Mina walks to her bookshelf and removes the Escoffier cookbook. Its blue cloth cover is frayed, the pages stick together, and one side of the binding has come unglued. She found it at a used bookstore for fifty cents when she was an apprentice at the Franklin Street Bakery. Inside is a recipe for crème brulee—her first—flavored with vanilla bean. She had followed the instructions exactly, scraping the vanilla from its skin, simmering cream, separating yolks, whisking in sugar then baking the dessert. She used a Bic lighter to burn the sugar coating on top. Tap, tap; she dipped her spoon into crackle and cream as if she were breaking ice or digging for a sweeter world. That first taste made her whole body vibrate. She pleaded with her boss to add crème brulee to the bakery’s offerings, with her in charge. When he agreed, she vowed to sample every batch of crème brulee she made. Mina’s care made her dessert so popular that a rich neighbor gave her capital to her open up a restaurant. “Mina Katz’s crème brulee flavor of the week keeps her many customers beating down the door of her ten-year old restaurant,” wrote the Minneapolis Star-Tribune last June.
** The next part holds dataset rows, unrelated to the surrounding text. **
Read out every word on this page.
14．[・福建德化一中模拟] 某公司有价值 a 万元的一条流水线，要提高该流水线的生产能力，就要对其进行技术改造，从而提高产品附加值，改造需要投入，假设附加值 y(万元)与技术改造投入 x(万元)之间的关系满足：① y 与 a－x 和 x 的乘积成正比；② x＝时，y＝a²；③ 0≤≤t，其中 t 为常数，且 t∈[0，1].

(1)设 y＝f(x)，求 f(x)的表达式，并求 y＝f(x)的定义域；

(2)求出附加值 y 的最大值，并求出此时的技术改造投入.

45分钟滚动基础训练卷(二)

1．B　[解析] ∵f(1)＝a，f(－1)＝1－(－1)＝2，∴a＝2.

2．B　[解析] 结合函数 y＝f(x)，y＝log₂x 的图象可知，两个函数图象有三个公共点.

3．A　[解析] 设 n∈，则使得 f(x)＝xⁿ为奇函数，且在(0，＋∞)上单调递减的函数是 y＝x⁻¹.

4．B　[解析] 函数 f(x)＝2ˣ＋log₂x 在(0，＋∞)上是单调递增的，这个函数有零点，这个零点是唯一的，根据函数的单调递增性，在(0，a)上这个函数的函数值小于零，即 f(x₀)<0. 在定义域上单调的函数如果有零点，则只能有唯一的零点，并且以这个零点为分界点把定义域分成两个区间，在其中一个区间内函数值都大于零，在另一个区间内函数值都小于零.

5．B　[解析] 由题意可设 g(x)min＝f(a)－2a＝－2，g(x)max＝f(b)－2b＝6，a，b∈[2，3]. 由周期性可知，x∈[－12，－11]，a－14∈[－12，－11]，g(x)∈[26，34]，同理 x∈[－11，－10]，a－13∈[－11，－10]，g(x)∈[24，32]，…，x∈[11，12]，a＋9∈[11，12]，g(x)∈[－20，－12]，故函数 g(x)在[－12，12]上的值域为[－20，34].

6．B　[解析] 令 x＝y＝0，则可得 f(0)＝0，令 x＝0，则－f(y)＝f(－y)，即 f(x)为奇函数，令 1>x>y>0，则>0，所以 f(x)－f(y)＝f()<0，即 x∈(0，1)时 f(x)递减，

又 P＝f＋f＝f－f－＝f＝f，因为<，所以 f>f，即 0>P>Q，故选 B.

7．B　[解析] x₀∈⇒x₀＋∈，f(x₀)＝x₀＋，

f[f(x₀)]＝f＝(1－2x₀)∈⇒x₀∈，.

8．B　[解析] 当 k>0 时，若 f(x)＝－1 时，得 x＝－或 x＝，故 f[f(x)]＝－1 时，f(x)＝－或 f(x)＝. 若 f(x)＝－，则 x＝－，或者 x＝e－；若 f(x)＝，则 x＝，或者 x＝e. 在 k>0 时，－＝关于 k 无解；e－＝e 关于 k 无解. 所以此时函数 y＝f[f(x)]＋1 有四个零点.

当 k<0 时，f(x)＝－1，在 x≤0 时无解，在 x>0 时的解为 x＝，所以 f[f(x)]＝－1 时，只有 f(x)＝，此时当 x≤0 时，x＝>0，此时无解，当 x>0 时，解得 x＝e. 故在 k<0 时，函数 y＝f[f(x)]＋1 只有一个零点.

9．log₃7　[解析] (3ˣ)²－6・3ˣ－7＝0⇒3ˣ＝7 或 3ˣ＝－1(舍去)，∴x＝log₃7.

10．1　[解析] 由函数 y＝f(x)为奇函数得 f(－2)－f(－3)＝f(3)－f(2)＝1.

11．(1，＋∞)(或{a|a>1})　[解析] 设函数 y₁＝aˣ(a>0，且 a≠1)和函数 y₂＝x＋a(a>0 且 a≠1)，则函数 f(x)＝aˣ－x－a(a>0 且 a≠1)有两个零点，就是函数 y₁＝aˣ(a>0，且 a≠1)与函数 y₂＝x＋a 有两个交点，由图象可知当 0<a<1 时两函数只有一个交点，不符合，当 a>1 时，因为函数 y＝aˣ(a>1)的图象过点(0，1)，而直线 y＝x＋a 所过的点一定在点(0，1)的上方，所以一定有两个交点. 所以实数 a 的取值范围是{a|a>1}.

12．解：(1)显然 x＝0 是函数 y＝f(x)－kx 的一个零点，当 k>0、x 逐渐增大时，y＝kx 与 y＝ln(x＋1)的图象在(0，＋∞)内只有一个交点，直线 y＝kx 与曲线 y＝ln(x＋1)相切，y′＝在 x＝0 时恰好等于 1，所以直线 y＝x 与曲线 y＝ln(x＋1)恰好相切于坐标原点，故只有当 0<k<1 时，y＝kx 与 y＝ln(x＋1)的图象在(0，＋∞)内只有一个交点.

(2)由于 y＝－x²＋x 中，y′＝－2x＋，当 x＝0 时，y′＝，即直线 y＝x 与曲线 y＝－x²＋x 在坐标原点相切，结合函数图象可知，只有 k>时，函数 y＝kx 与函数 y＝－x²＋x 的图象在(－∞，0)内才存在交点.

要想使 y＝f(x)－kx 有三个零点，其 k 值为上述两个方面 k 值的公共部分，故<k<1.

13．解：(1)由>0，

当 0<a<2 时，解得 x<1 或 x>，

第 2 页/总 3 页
Mina’s throat is dry. She finds the recipe and rips it from the book. Her hands shake as she brings the page over to the steel counter where her ingredients sit. Her shaky hands rip the page into a mound of words. Words like “Heat.” “Scrape.” “Simmer.” “Whisk.” “Stir.” “Bake.” “Caramelize.” Words that have defined her life for twenty years drift like falling leaves into one of the gold porcelain crème brulee cups. She leans against the cold refrigerator with a spoon, the cup of dry, bitter words, and eats.